A study of the third-quarter PC-buying choices shows that Dell is the preferred supplier of desktops and laptops.
If youre typing away in your cubicle, theres a good chance you are typing on a Dell.
A new study from Forrester Research shows that Dell, despite losing overall market to share to Hewlett-Packard in the worldwide PC market,
continues to be the preferred choice when it comes to enterprise desktops and laptops. The study, released Nov. 12, looked at the PC buying habits of 565 enterprises in North America and Europe during the third quarter of 2007.
Overall, Forrester found that Dell supplied 54 percent of all notebooks and desktops to enterprises in both North America and Europe. HP was the second-most popular vendor, supplying 27 percent of desktops and 21 percent of all laptops.
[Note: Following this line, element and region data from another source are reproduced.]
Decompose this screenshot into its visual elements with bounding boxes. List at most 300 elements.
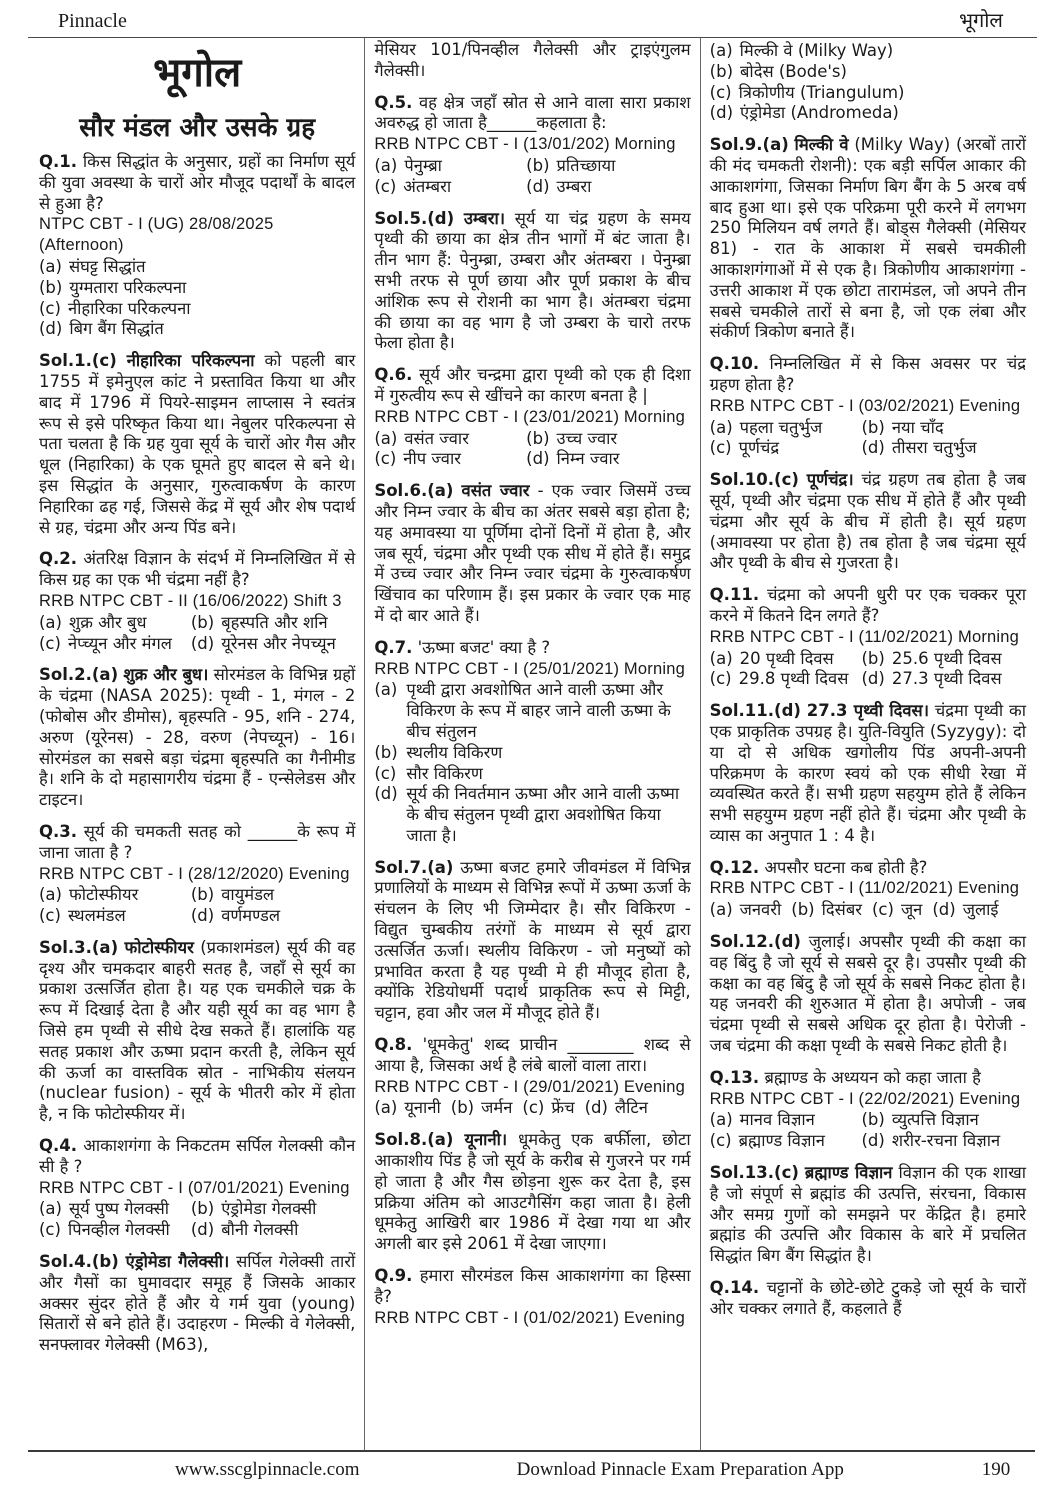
solution-answer: शुक्र और बुध। xyxy=(123,665,209,685)
option-text: 25.6 पृथ्वी दिवस xyxy=(891,648,1002,668)
option-label: (d) xyxy=(861,438,885,458)
exam-reference: RRB NTPC CBT - I (03/02/2021) Evening xyxy=(709,396,1021,415)
option-text: यूरेनस और नेपच्यून xyxy=(221,633,336,653)
exam-reference: RRB NTPC CBT - I (25/01/2021) Morning xyxy=(374,659,685,678)
question-line xyxy=(39,1136,355,1178)
option xyxy=(861,438,1025,459)
option xyxy=(374,156,526,177)
option xyxy=(522,1098,574,1119)
option xyxy=(39,299,355,320)
option xyxy=(39,634,191,655)
option-label: (d) xyxy=(190,906,215,926)
question-text: चट्टानों के छोटे-छोटे टुकड़े जो सूर्य के चारों ओर चक्कर लगाते हैं, कहलाते हैं xyxy=(709,1278,1026,1318)
option-label: (a) xyxy=(374,428,398,448)
question-block xyxy=(39,549,355,654)
option-text: एंड्रोमेडा गेलक्सी xyxy=(221,1199,317,1219)
question-block xyxy=(710,1278,1026,1320)
solution-answer: मिल्की वे xyxy=(794,135,849,155)
option-text: एंड्रोमेडा (Andromeda) xyxy=(740,103,899,123)
solution-text: (Milky Way) (अरबों तारों की मंद चमकती रोशनी): एक बड़ी सर्पिल आकार की आकाशगंगा, जिसका निर्माण बिग बैंग के 5 अरब वर्ष बाद हुआ था। इसे एक परिक्रमा पूरी करने में लगभग 250 मिलियन वर्ष लगते हैं। बोड्स गैलेक्सी (मेसियर 81) - रात के आकाश में सबसे चमकीली आकाशगंगाओं में से एक है। त्रिकोणीय आकाशगंगा - उत्तरी आकाश में एक छोटा तारामंडल, जो अपने तीन सबसे चमकीले तारों से बना है, जो एक लंबा और संकीर्ण त्रिकोण बनाते हैं। xyxy=(709,135,1026,342)
exam-reference: RRB NTPC CBT - I (11/02/2021) Morning xyxy=(709,627,1020,646)
solution-number: Sol.4.(b) xyxy=(39,1252,119,1272)
question-text: अंतरिक्ष विज्ञान के संदर्भ में निम्नलिखित में से किस ग्रह का एक भी चंद्रमा नहीं है? xyxy=(39,549,356,590)
question-text: हमारा सौरमंडल किस आकाशगंगा का हिस्सा है? xyxy=(374,1266,691,1306)
question-number: Q.11. xyxy=(709,585,760,605)
option-label: (c) xyxy=(709,82,732,102)
question-text: अपसौर घटना कब होती है? xyxy=(764,857,928,877)
option-text: दिसंबर xyxy=(821,900,862,920)
columns xyxy=(0,38,1061,1450)
solution-number: Sol.8.(a) xyxy=(374,1130,454,1150)
option-label: (c) xyxy=(374,176,397,196)
solution-text: सूर्य या चंद्र ग्रहण के समय पृथ्वी की छाया का क्षेत्र तीन भागों में बंट जाता है। तीन भाग हैं: पेनुम्ब्रा, उम्बरा और अंतम्बरा । पेनुम्ब्रा सभी तरफ से पूर्ण छाया और पूर्ण प्रकाश के बीच आंशिक रूप से रोशनी का भाग है। अंतम्बरा चंद्रमा की छाया का वह भाग है जो उम्बरा के चारो तरफ फेला होता है। xyxy=(374,208,691,353)
question-line xyxy=(710,585,1026,627)
option-label: (c) xyxy=(39,1220,61,1240)
option xyxy=(374,449,526,470)
option xyxy=(791,900,862,921)
option-text: बोदेस (Bode's) xyxy=(740,61,847,81)
question-line xyxy=(39,549,355,591)
options-list xyxy=(39,1199,355,1241)
question-text: ब्रह्माण्ड के अध्ययन को कहा जाता है xyxy=(764,1067,981,1087)
question-block xyxy=(374,1035,690,1119)
solution-text: ऊष्मा बजट हमारे जीवमंडल में विभिन्न प्रणालियों के माध्यम से विभिन्न रूपों में ऊष्मा ऊर्जा के संचलन के लिए भी जिम्मेदार है। सौर विकिरण - विद्युत चुम्बकीय तरंगों के माध्यम से सूर्य द्वारा उत्सर्जित ऊर्जा। स्थलीय विकिरण - जो मनुष्यों को प्रभावित करता है यह पृथ्वी मे ही मौजूद होता है, क्योंकि रेडियोधर्मी पदार्थ प्राकृतिक रूप से मिट्टी, चट्टान, हवा और जल में मौजूद होते हैं। xyxy=(374,857,691,1023)
option-text: नीहारिका परिकल्पना xyxy=(67,298,191,318)
option-text: युग्मतारा परिकल्पना xyxy=(69,277,187,297)
option-label: (b) xyxy=(861,417,885,437)
solution-answer: उम्बरा। xyxy=(463,208,505,228)
option-text: तीसरा चतुर्भुज xyxy=(891,438,977,458)
exam-reference: RRB NTPC CBT - I (01/02/2021) Evening xyxy=(374,1308,685,1327)
option-text: पूर्णचंद्र xyxy=(738,438,780,458)
option xyxy=(526,177,690,198)
exam-reference: RRB NTPC CBT - I (11/02/2021) Evening xyxy=(709,879,1020,898)
options-list xyxy=(710,41,1026,124)
question-number: Q.13. xyxy=(709,1067,760,1087)
option xyxy=(710,103,1026,124)
option xyxy=(710,669,862,690)
question-line xyxy=(374,1035,690,1077)
solution-answer: फोटोस्फीयर xyxy=(124,937,194,957)
option-label: (d) xyxy=(374,784,398,804)
option-text: 20 पृथ्वी दिवस xyxy=(739,648,834,668)
option xyxy=(374,743,690,764)
option xyxy=(191,634,355,655)
option-label: (d) xyxy=(709,103,734,123)
option xyxy=(374,784,690,846)
solution-text: जुलाई। अपसौर पृथ्वी की कक्षा का वह बिंदु है जो सूर्य से सबसे दूर है। उपसौर पृथ्वी की कक्षा का वह बिंदु है जो सूर्य के सबसे निकट होता है। यह जनवरी की शुरुआत में होता है। अपोजी - जब चंद्रमा पृथ्वी से सबसे अधिक दूर होता है। पेरोजी - जब चंद्रमा की कक्षा पृथ्वी के सबसे निकट होती है। xyxy=(709,932,1026,1056)
solution-number: Sol.10.(c) xyxy=(709,470,799,490)
exam-reference: RRB NTPC CBT - I (07/01/2021) Evening xyxy=(39,1178,350,1197)
options-list xyxy=(710,418,1026,460)
option-text: सौर विकिरण xyxy=(406,763,483,783)
option xyxy=(191,885,355,906)
question-line xyxy=(374,93,690,135)
option-label: (d) xyxy=(526,449,550,469)
option-text: निम्न ज्वार xyxy=(556,449,620,469)
solution-block xyxy=(39,938,355,1125)
solution-text: - एक ज्वार जिसमें उच्च और निम्न ज्वार के बीच का अंतर सबसे बड़ा होता है; यह अमावस्या या पूर्णिमा दोनों दिनों में होता है, और जब सूर्य, चंद्रमा और पृथ्वी एक सीध में होते हैं। समुद्र में उच्च ज्वार और निम्न ज्वार चंद्रमा के गुरुत्वाकर्षण खिंचाव का परिणाम हैं। इस प्रकार के ज्वार एक माह में दो बार आते हैं। xyxy=(374,481,691,625)
option-text: प्रतिच्छाया xyxy=(556,155,616,175)
solution-number: Sol.1.(c) xyxy=(39,351,117,371)
option-text: जुलाई xyxy=(962,900,999,920)
option-text: बौनी गेलक्सी xyxy=(221,1220,299,1240)
option-label: (d) xyxy=(861,1131,885,1151)
option-label: (b) xyxy=(374,742,398,762)
option-text: शरीर-रचना विज्ञान xyxy=(891,1131,1001,1151)
solution-number: Sol.11.(d) xyxy=(709,701,801,721)
question-number: Q.2. xyxy=(39,549,78,569)
option-text: संघट्ट सिद्धांत xyxy=(69,256,146,276)
option-label: (a) xyxy=(709,41,733,60)
question-number: Q.10. xyxy=(709,354,760,374)
option-label: (d) xyxy=(190,1220,215,1240)
option-label: (a) xyxy=(709,417,733,437)
option-label: (a) xyxy=(39,612,62,632)
option-text: मिल्की वे (Milky Way) xyxy=(739,41,894,60)
question-block xyxy=(39,152,355,340)
options-list xyxy=(710,649,1026,691)
option-label: (c) xyxy=(374,763,397,783)
options-list xyxy=(39,613,355,655)
option-text: नया चाँद xyxy=(891,417,944,437)
question-line xyxy=(39,822,355,864)
question-number: Q.1. xyxy=(39,152,78,171)
question-number: Q.7. xyxy=(374,637,413,657)
question-block xyxy=(710,585,1026,690)
question-block xyxy=(374,365,690,470)
option-label: (b) xyxy=(861,1110,885,1130)
option-text: लैटिन xyxy=(614,1098,648,1118)
footer-app-note: Download Pinnacle Exam Preparation App xyxy=(516,1459,844,1480)
option-label: (b) xyxy=(190,612,215,632)
option-label: (d) xyxy=(526,176,550,196)
solution-text: चंद्र ग्रहण तब होता है जब सूर्य, पृथ्वी और चंद्रमा एक सीध में होते हैं और पृथ्वी चंद्रमा और सूर्य के बीच में होती है। सूर्य ग्रहण (अमावस्या पर होता है) तब होता है जब चंद्रमा सूर्य और पृथ्वी के बीच से गुजरता है। xyxy=(709,470,1026,573)
solution-text: को पहली बार 1755 में इमेनुएल कांट ने प्रस्तावित किया था और बाद में 1796 में पियरे-साइमन लाप्लास ने स्वतंत्र रूप से इसे परिष्कृत किया था। नेबुलर परिकल्पना से पता चलता है कि ग्रह युवा सूर्य के चारों ओर गैस और धूल (निहारिका) के एक घूमते हुए बादल से बने थे। इस सिद्धांत के अनुसार, गुरुत्वाकर्षण के कारण निहारिका ढह गई, जिससे केंद्र में सूर्य और शेष पदार्थ से ग्रह, चंद्रमा और अन्य पिंड बने। xyxy=(39,351,356,537)
options-list xyxy=(374,429,690,471)
solution-number: Sol.3.(a) xyxy=(39,937,119,957)
option xyxy=(374,680,690,742)
question-text: निम्नलिखित में से किस अवसर पर चंद्र ग्रहण होता है? xyxy=(709,354,1026,394)
option-label: (a) xyxy=(709,648,733,668)
column-2 xyxy=(364,38,699,1450)
option-text: नेप्च्यून और मंगल xyxy=(67,633,172,653)
option xyxy=(191,906,355,927)
option-label: (d) xyxy=(190,633,215,653)
question-number: Q.3. xyxy=(39,821,78,841)
option-text: शुक्र और बुध xyxy=(69,612,147,632)
solution-answer: यूनानी। xyxy=(464,1130,508,1150)
page-number: 190 xyxy=(981,1459,1011,1480)
option-label: (c) xyxy=(522,1098,545,1118)
option xyxy=(861,418,1025,439)
question-line xyxy=(374,638,690,659)
option-label: (a) xyxy=(39,256,62,276)
question-block xyxy=(710,858,1026,921)
option-label: (a) xyxy=(709,1110,733,1130)
option xyxy=(861,1110,1025,1131)
solution-block xyxy=(710,701,1026,847)
option xyxy=(861,649,1025,670)
option-text: स्थलमंडल xyxy=(67,906,126,926)
option-label: (c) xyxy=(709,669,732,689)
exam-reference: RRB NTPC CBT - I (28/12/2020) Evening xyxy=(39,864,350,883)
option xyxy=(710,900,782,921)
option-label: (b) xyxy=(450,1098,475,1118)
option xyxy=(374,177,526,198)
exam-reference: RRB NTPC CBT - I (13/01/202) Morning xyxy=(374,135,676,154)
question-block xyxy=(710,354,1026,459)
question-text: 'धूमकेतु' शब्द प्राचीन ________ शब्द से आया है, जिसका अर्थ है लंबे बालों वाला तारा। xyxy=(374,1035,691,1075)
solution-answer: एंड्रोमेडा गैलेक्सी। xyxy=(125,1252,230,1272)
option-text: वसंत ज्वार xyxy=(404,428,469,448)
solution-block xyxy=(374,481,690,627)
option-label: (a) xyxy=(39,1199,62,1219)
chapter-subtitle: सौर मंडल और उसके ग्रह xyxy=(79,113,316,143)
option-label: (c) xyxy=(709,438,732,458)
option-text: ब्रह्माण्ड विज्ञान xyxy=(738,1131,825,1151)
solution-number: Sol.6.(a) xyxy=(374,481,454,501)
option-label: (c) xyxy=(871,900,894,920)
solution-number: Sol.12.(d) xyxy=(709,932,801,952)
option-label: (a) xyxy=(374,155,398,175)
question-text: सूर्य की चमकती सतह को ______के रूप में जाना जाता है ? xyxy=(39,821,356,862)
option xyxy=(710,62,1026,83)
solution-block xyxy=(39,351,355,538)
solution-block xyxy=(710,470,1026,574)
option-label: (c) xyxy=(374,449,397,469)
option-label: (d) xyxy=(861,669,885,689)
option xyxy=(710,1131,862,1152)
option-text: पृथ्वी द्वारा अवशोषित आने वाली ऊष्मा और विकिरण के रूप में बाहर जाने वाली ऊष्मा के बीच संतुलन xyxy=(406,680,671,741)
question-line xyxy=(374,365,690,407)
option xyxy=(191,613,355,634)
question-number: Q.4. xyxy=(39,1136,78,1156)
option xyxy=(710,83,1026,104)
option xyxy=(526,156,690,177)
solution-answer: 27.3 पृथ्वी दिवस। xyxy=(806,701,929,721)
options-list xyxy=(39,885,355,927)
option-label: (c) xyxy=(709,1131,732,1151)
option xyxy=(191,1220,355,1241)
option-label: (a) xyxy=(374,1098,398,1118)
question-line xyxy=(39,152,355,214)
continuation-paragraph: मेसियर 101/पिनव्हील गैलेक्सी और ट्राइएंगुलम गैलेक्सी। xyxy=(374,40,691,80)
question-block xyxy=(374,1266,690,1328)
column-3 xyxy=(700,38,1035,1450)
option xyxy=(451,1098,513,1119)
option-text: उच्च ज्वार xyxy=(556,428,618,448)
option xyxy=(39,906,191,927)
question-text: सूर्य और चन्द्रमा द्वारा पृथ्वी को एक ही दिशा में गुरुत्वीय रूप से खींचने का कारण बनता है | xyxy=(374,365,691,405)
solution-block xyxy=(374,858,690,1024)
options-list xyxy=(374,1098,690,1119)
exam-reference: RRB NTPC CBT - I (29/01/2021) Evening xyxy=(374,1077,685,1096)
option-label: (b) xyxy=(39,277,63,297)
option-text: स्थलीय विकिरण xyxy=(406,742,503,762)
option-text: अंतम्बरा xyxy=(403,176,452,196)
column-1 xyxy=(30,38,364,1450)
option-label: (d) xyxy=(584,1098,608,1118)
question-text: 'ऊष्मा बजट' क्या है ? xyxy=(417,637,551,657)
options-list xyxy=(374,680,690,846)
option xyxy=(710,649,862,670)
options-list xyxy=(39,257,355,340)
question-text: वह क्षेत्र जहाँ स्रोत से आने वाला सारा प्रकाश अवरुद्ध हो जाता है______कहलाता है: xyxy=(374,92,691,133)
solution-text: चंद्रमा पृथ्वी का एक प्राकृतिक उपग्रह है। युति-वियुति (Syzygy): दो या दो से अधिक खगोलीय पिंड अपनी-अपनी परिक्रमण के कारण स्वयं को एक सीधी रेखा में व्यवस्थित करते हैं। सभी ग्रहण सहयुग्म होते हैं लेकिन सभी सहयुग्म ग्रहण नहीं होते हैं। चंद्रमा और पृथ्वी के व्यास का अनुपात 1 : 4 है। xyxy=(709,701,1026,845)
option xyxy=(710,438,862,459)
question-number: Q.6. xyxy=(374,365,413,385)
option-label: (b) xyxy=(861,648,885,668)
option-label: (c) xyxy=(39,906,61,926)
option-label: (b) xyxy=(190,885,215,905)
exam-reference: RRB NTPC CBT - I (22/02/2021) Evening xyxy=(709,1089,1021,1108)
option-label: (d) xyxy=(932,900,956,920)
solution-text: (प्रकाशमंडल) सूर्य की वह दृश्य और चमकदार बाहरी सतह है, जहाँ से सूर्य का प्रकाश उत्सर्जित होता है। यह एक चमकीले चक्र के रूप में दिखाई देता है और यही सूर्य का वह भाग है जिसे हम पृथ्वी से सीधे देख सकते हैं। हालांकि यह सतह प्रकाश और ऊष्मा प्रदान करती है, लेकिन सूर्य की ऊर्जा का वास्तविक स्रोत - नाभिकीय संलयन (nuclear fusion) - सूर्य के भीतरी कोर में होता है, न कि फोटोस्फीयर में। xyxy=(39,937,356,1124)
option xyxy=(872,900,922,921)
question-number: Q.5. xyxy=(374,92,413,112)
options-list xyxy=(710,1110,1026,1152)
option-label: (b) xyxy=(526,155,550,175)
option xyxy=(526,429,690,450)
question-text: चंद्रमा को अपनी धुरी पर एक चक्कर पूरा करने में कितने दिन लगते हैं? xyxy=(709,585,1026,625)
option xyxy=(861,669,1025,690)
page-header xyxy=(0,0,1061,35)
question-block xyxy=(374,638,690,847)
solution-answer: ब्रह्माण्ड विज्ञान xyxy=(804,1163,893,1183)
option-label: (a) xyxy=(709,900,733,920)
question-options-block xyxy=(710,41,1026,124)
option-label: (b) xyxy=(791,900,815,920)
exam-reference: RRB NTPC CBT - I (23/01/2021) Morning xyxy=(374,407,685,426)
solution-number: Sol.2.(a) xyxy=(39,665,119,685)
option-text: 27.3 पृथ्वी दिवस xyxy=(891,669,1002,689)
option-text: बृहस्पति और शनि xyxy=(221,612,328,632)
option-text: त्रिकोणीय (Triangulum) xyxy=(738,82,905,102)
solution-number: Sol.5.(d) xyxy=(374,208,455,228)
option-text: नीप ज्वार xyxy=(403,449,461,469)
brand-name: Pinnacle xyxy=(58,10,127,32)
option xyxy=(861,1131,1025,1152)
solution-block xyxy=(39,665,355,811)
option xyxy=(39,1199,191,1220)
option-text: व्युत्पत्ति विज्ञान xyxy=(891,1110,979,1130)
option-text: सूर्य की निवर्तमान ऊष्मा और आने वाली ऊष्मा के बीच संतुलन पृथ्वी द्वारा अवशोषित किया जाता है। xyxy=(406,784,680,845)
option xyxy=(39,319,355,340)
solution-text: सर्पिल गेलेक्सी तारों और गैसों का घुमावदार समूह हैं जिसके आकार अक्सर सुंदर होते हैं और ये गर्म युवा (young) सितारों से बने होते हैं। उदाहरण - मिल्की वे गेलेक्सी, सनफ्लावर गेलेक्सी (M63), xyxy=(39,1252,356,1355)
option-label: (a) xyxy=(39,885,62,905)
option xyxy=(710,418,862,439)
option-text: यूनानी xyxy=(404,1098,441,1118)
option-text: जर्मन xyxy=(481,1098,513,1118)
question-block xyxy=(39,822,355,927)
option xyxy=(39,885,191,906)
solution-block xyxy=(374,209,690,355)
option-text: 29.8 पृथ्वी दिवस xyxy=(738,669,849,689)
solution-block xyxy=(374,1130,690,1255)
solution-number: Sol.9.(a) xyxy=(709,135,789,155)
option xyxy=(374,764,690,785)
question-block xyxy=(374,93,690,198)
question-block xyxy=(39,1136,355,1241)
solution-number: Sol.7.(a) xyxy=(374,857,454,877)
question-number: Q.8. xyxy=(374,1035,413,1055)
options-list xyxy=(374,156,690,198)
option-text: फ्रेंच xyxy=(551,1098,575,1118)
option-label: (c) xyxy=(39,298,61,318)
question-number: Q.9. xyxy=(374,1266,413,1286)
chapter-title: भूगोल xyxy=(153,50,242,96)
option-text: जनवरी xyxy=(739,900,782,920)
solution-block xyxy=(710,932,1026,1057)
option xyxy=(39,613,191,634)
exam-reference: NTPC CBT - I (UG) 28/08/2025 (Afternoon) xyxy=(39,215,274,255)
option-label: (b) xyxy=(190,1199,215,1219)
option-text: बिग बैंग सिद्धांत xyxy=(69,319,164,339)
option xyxy=(39,257,355,278)
solution-number: Sol.13.(c) xyxy=(709,1163,799,1183)
option xyxy=(191,1199,355,1220)
solution-answer: पूर्णचंद्र। xyxy=(806,470,854,490)
option xyxy=(374,1098,440,1119)
solution-answer: नीहारिका परिकल्पना xyxy=(126,351,255,371)
option xyxy=(710,41,1026,62)
option-label: (c) xyxy=(39,633,61,653)
option-label: (d) xyxy=(39,319,63,339)
option-text: फोटोस्फीयर xyxy=(69,885,139,905)
header-chapter-label: भूगोल xyxy=(958,10,1003,32)
question-line xyxy=(710,354,1026,396)
solution-block xyxy=(39,1252,355,1356)
solution-block xyxy=(710,1163,1026,1267)
option xyxy=(374,429,526,450)
option-text: उम्बरा xyxy=(556,176,592,196)
question-number: Q.14. xyxy=(709,1278,760,1298)
option-text: सूर्य पुष्प गेलक्सी xyxy=(69,1199,170,1219)
option-text: वर्णमण्डल xyxy=(221,906,281,926)
question-number: Q.12. xyxy=(709,857,760,877)
solution-answer: वसंत ज्वार xyxy=(461,481,530,501)
option xyxy=(39,1220,191,1241)
option xyxy=(585,1098,648,1119)
option-text: मानव विज्ञान xyxy=(739,1110,815,1130)
solution-text: सोरमंडल के विभिन्न ग्रहों के चंद्रमा (NASA 2025): पृथ्वी - 1, मंगल - 2 (फोबोस और डीमोस), बृहस्पति - 95, शनि - 274, अरुण (यूरेनस) - 28, वरुण (नेपच्यून) - 16। सोरमंडल का सबसे बड़ा चंद्रमा बृहस्पति का गैनीमीड है। शनि के दो महासागरीय चंद्रमा हैं - एन्सेलेडस और टाइटन। xyxy=(39,665,356,810)
question-line xyxy=(710,1278,1026,1320)
solution-text: धूमकेतु एक बर्फीला, छोटा आकाशीय पिंड है जो सूर्य के करीब से गुजरने पर गर्म हो जाता है और गैस छोड़ना शुरू कर देता है, इस प्रक्रिया अंतिम को आउटगैसिंग कहा जाता है। हेली धूमकेतु आखिरी बार 1986 में देखा गया था और अगली बार इसे 2061 में देखा जाएगा। xyxy=(374,1130,691,1254)
question-line xyxy=(710,1068,1026,1089)
option-label: (a) xyxy=(374,680,398,700)
option xyxy=(526,449,690,470)
footer-website: www.sscglpinnacle.com xyxy=(175,1459,360,1480)
option-text: जून xyxy=(900,900,923,920)
option-text: पेनुम्ब्रा xyxy=(404,155,442,175)
solution-block xyxy=(710,135,1026,343)
question-text: किस सिद्धांत के अनुसार, ग्रहों का निर्माण सूर्य की युवा अवस्था के चारों ओर मौजूद पदार्थों के बादल से हुआ है? xyxy=(39,152,356,213)
exam-reference: RRB NTPC CBT - II (16/06/2022) Shift 3 xyxy=(39,591,342,610)
option-label: (b) xyxy=(709,61,734,81)
option xyxy=(932,900,998,921)
question-line xyxy=(374,1266,690,1308)
option-text: पहला चतुर्भुज xyxy=(739,417,823,437)
question-text: आकाशगंगा के निकटतम सर्पिल गेलक्सी कौन सी है ? xyxy=(39,1136,356,1176)
option-text: पिनव्हील गेलक्सी xyxy=(67,1220,170,1240)
question-block xyxy=(710,1068,1026,1152)
option-text: वायुमंडल xyxy=(221,885,275,905)
option xyxy=(710,1110,862,1131)
solution-text: विज्ञान की एक शाखा है जो संपूर्ण से ब्रह्मांड की उत्पत्ति, संरचना, विकास और समग्र गुणों को समझने पर केंद्रित है। हमारे ब्रह्मांड की उत्पत्ति और विकास के बारे में प्रचलित सिद्धांत बिग बैंग सिद्धांत है। xyxy=(709,1163,1026,1266)
page-footer xyxy=(0,1452,1061,1481)
question-line xyxy=(710,858,1026,879)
Lenovo, with its Think brand,
supplied 16 percent of all desktops and 20 percent of notebooks.
The reason that Dell continues to dominate the enterprise market boils down to two issues, price and support, Benjamin Gray, the reports main author, wrote in the an e-mail to eWEEK.
"Dell does particularly well in this space primarily because large enterprises prefer to buy PCs directly and because Dell is very price competitive," Gray wrote. "Meanwhile, HP and Lenovo [fare] better across consumers, small- and medium-sized businesses, and in other regions, like Asia-Pacific, where buyers prefer to purchase from brick and mortar retailers or regional or national VARs or Sis [system integrators]."
Click here to read more about Intel, AMD and the battle for notebook dominance.
The report also found that those enterprises that standardize with one vendor, whether its HP, Dell, Lenovo or another OEM, tend to save money by cutting down on maintenance cost by choosing one supplier with one overall service contract. Enterprises with standardized hardware also have an easier time pushing out patches and updates since they have minimized the number of individual desktop images and applications that the IT department needs to maintain.
The report also found that enterprises are interested in moving desktop applications from the client to the data center
through technology such as virtualization. While virtualization helps isolate applications for each other, which helps stabilize the operating system, the technology is not mature enough yet for most enterprises, outside call centers and trading room floors, to make a major investment in it just yet.
"I think as the vendors clarify their marketing and as prices come down due to economies of scale, adoption is going to pick up rapidly over the next two to three years," Gray wrote.
Finally, the Forrester report found that many enterprises continue to spend their IT dollars on desktops since 65 percent of all employees within these companies remain tied to their desks. While desktops account for 70 percent of all corporate PCs and notebooks 30 percent, those numbers could change in a few years as IT departments continue to invest in traditional notebooks, which give employees additional flexibility and increased productivity and allow for business continuity.
A separate IDC study found that worldwide shipments of notebooks will outstrip desktop shipments in 2009.
While cutting-edge technology such as ultralight laptops, ultramobile PCs and tablets have received significant press coverage, most IT departments stick to buying more traditional desktops and laptops, according to Forrester.